Sebagai masyarakat yang memandang penting harmoni sosial, karakter tersebut justru dianggap kurang mencerminkan kewibawaan dan sekaligus kemampuannya dalam mengontrol dan menguasai dirinya. Selain itu, pemimpin dengan karakter seperti itu sulit jadi pengayom rakyat karena cenderung menimbulkan kontroversi.
Sesungguhnya, tipe kepemimpinan itu tak berkaitan dengan etnik Jawa. Secara umum, karakter kepemimpinan Akbar Tandjung yang bukan Jawa banyak mirip SBY. Pada awal era reformasi, Golkar mengalami hujatan keras dan membuatnya terempas pada pemilu 1999. Namun, dengan sosoknya yang tenang, Akbar berhasil mengembalikan kejayaan partai pada pemilu 2004.
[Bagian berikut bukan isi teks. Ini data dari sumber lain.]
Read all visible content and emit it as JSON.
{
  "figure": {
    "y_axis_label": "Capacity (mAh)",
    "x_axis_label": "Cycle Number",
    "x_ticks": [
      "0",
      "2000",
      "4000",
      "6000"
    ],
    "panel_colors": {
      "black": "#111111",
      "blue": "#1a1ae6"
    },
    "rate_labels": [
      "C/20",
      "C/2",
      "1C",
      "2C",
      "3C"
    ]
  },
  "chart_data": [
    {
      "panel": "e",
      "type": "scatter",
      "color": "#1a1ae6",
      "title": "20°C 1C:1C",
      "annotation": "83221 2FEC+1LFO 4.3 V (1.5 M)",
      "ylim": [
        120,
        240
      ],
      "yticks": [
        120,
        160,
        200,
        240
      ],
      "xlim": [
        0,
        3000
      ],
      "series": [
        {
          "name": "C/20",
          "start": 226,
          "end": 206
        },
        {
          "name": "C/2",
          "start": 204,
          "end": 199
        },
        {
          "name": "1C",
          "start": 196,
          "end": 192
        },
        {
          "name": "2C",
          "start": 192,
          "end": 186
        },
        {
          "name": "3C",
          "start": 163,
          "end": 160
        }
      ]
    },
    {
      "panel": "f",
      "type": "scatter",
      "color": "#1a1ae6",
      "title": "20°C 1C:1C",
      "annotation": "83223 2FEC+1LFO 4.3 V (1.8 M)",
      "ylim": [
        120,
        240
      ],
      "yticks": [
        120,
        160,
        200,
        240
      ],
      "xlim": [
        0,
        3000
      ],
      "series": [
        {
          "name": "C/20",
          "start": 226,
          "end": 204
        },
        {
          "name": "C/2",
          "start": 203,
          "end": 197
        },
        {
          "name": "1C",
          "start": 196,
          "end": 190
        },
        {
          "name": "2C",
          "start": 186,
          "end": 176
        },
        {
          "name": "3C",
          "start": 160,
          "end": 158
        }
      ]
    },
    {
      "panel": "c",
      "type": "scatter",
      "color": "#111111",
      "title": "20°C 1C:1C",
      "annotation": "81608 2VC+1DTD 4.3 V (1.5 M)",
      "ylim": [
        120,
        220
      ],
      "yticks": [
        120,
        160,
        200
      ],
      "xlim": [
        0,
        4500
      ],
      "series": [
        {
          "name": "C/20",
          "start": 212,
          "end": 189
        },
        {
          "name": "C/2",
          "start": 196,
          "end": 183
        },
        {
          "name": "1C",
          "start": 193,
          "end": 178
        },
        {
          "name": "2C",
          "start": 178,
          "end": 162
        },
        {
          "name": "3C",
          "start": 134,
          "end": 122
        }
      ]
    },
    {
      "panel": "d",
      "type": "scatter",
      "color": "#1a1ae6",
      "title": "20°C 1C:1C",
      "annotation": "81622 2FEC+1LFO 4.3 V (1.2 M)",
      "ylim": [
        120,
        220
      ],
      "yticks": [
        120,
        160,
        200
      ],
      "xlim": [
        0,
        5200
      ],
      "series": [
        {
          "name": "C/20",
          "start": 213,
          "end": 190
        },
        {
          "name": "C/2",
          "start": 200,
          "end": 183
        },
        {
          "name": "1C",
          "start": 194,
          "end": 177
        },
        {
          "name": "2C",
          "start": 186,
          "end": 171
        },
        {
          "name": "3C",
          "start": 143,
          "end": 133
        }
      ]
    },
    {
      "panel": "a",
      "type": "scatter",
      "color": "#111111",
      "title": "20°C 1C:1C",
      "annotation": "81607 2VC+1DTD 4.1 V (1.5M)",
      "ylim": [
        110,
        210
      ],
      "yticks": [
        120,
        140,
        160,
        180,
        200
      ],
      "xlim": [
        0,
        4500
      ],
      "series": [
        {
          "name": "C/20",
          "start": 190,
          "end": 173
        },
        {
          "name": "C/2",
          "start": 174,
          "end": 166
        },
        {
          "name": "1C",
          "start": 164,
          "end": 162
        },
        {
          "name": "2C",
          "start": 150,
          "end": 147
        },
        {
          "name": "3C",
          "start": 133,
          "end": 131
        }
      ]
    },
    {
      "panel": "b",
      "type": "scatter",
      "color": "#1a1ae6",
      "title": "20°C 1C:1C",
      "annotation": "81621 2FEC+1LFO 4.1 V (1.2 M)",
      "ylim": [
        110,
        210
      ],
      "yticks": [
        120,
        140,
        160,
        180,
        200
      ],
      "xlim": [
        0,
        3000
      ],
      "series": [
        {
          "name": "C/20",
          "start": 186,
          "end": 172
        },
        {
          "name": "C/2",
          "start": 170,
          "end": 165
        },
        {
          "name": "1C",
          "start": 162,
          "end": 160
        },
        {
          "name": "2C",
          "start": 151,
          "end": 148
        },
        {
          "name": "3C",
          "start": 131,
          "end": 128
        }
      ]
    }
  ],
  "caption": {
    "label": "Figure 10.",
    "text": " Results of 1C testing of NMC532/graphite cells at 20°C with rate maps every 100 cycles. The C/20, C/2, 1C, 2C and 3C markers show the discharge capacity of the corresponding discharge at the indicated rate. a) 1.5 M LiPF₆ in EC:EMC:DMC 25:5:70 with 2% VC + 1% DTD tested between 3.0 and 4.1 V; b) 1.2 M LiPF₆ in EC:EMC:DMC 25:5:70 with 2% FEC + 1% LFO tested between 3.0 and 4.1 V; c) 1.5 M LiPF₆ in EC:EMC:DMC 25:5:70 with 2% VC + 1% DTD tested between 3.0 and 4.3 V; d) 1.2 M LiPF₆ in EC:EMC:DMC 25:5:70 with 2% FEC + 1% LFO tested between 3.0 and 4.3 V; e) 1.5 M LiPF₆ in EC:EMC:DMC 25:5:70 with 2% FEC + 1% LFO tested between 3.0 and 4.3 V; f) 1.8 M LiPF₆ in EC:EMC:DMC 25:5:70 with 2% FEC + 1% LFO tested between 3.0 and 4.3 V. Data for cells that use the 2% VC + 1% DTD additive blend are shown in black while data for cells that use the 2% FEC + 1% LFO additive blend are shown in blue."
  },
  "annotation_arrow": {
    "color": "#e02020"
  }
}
Sosok kepemimpinan tersebut juga dimiliki Anas. Selama ini, pernyataan-pernyataan politiknya cukup terjaga, menyejukkan, dan tidak menimbulkan kontroversi SARA. Kepiawaiannya berbahasa Indonesia yang baik bahkan mendapat pengakuan resmi dari Kemendiknas pada tahun 2008. Bisa dipahami bila dalam pileg dan pilpres 2009, Anas kerap tampil dalam pertemuan pers, termasuk di Cikeas, mewakili SBY/ PD untuk menjelaskan hal-hal yang krusial dan sensitif.
Seperti halnya SBY, Anas juga memiliki intelektualitas memadai yang dibutuhkan seorang pemimpin. Sebagai pemikir muda PD, ia terbilang produktif. Tak kurang dari sembilan buku diterbitkannya, seperti Bukan Sekadar Presiden, Takdir Demokrasi, Menjemput Pemilu 2009, dan Menuju Masyarakat Madani: Pilar dan Agenda Pembaruan. Buku Bukan Sekadar Presiden membuktikan kemampuannya memahami pemikiran dan kebijakan SBY dari jarak dekat. Ini penting karena bagaimanapun para penerus PD harus bisa menerjemahkan pemikiran politik SBY.
Dengan karakter dan kualitas intelektual ini, sangat mungkin tongkat estafet kepemimpinan PD dipercayakan ke Anas. Hal ini tampak jelas dari survei LP3ES, Maret 2010. Survei dengan metode wawancara langsung tatap muka dengan 481 ketua DPD dan DPC PD seluruh Indonesia menempatkan Anas di peringkat pertama (46,2 persen), disusul Marzuki Ali (21,1 persen).
Pengalaman sebagai mantan Ketua HMI dan pimpinan KAHMI jadi modal penting yang memperlihatkan luasnya jaringan sosialnya, khususnya dengan organisasi dan masyarakat Islam sebagai konstituen terbesar masyarakat Indonesia. Apalagi sebagaimana terlihat dari buku Islamo-Demokrasi Pemikiran Nurcholish Madjid, Anas adalah sosok inklusif yang bisa menerima perbedaan dan kemajemukan.
Kritik yang menyatakan Anas (dan juga Marzuki Ali sebagai Ketua DPR) gagal menangkal kasus Century, tak bisa dijadikan dasar pembenaran. Siapa pun yang menduduki posisi keduanya sangat mungkin bernasib serupa karena kasus tersebut telah telanjur jadi bola liar. Seperti dikatakan Adnan Buyung Nasution, itu tak akan terjadi bila sejak awal SBY dengan tegas menyatakan tanggung jawabnya.
Di tengah persaingan ketat antarpartai ke depan, PD harus bisa menangkap sosok pemimpin yang diidealkan publik dan yang telah teruji elektabilitas serta kepemimpinannya. Faktor popularitas tak selalu berkorelasi positif dengan elektabilitas dan kepemimpinan. Seperti Yusril Ihza yang gagal membesarkan PBB, hal yang sama dialami Andi. Dalam Pemilu 2004, Partai Persatuan Demokrasi Kebangsaan (PPDK) yang didirikan Andi bersama Ryaas Rasyid hanya memperoleh 1,16 persen suara. Andi juga belum mampu menunjukkan elektabilitasnya karena pada Pemilu 2004 ia gagal jadi anggota DPR dari PPDK. Berbeda dengan Anas yang dalam Pemilu 2009 telah membuktikan elektabilitas, setidaknya sebagai anggota DPR.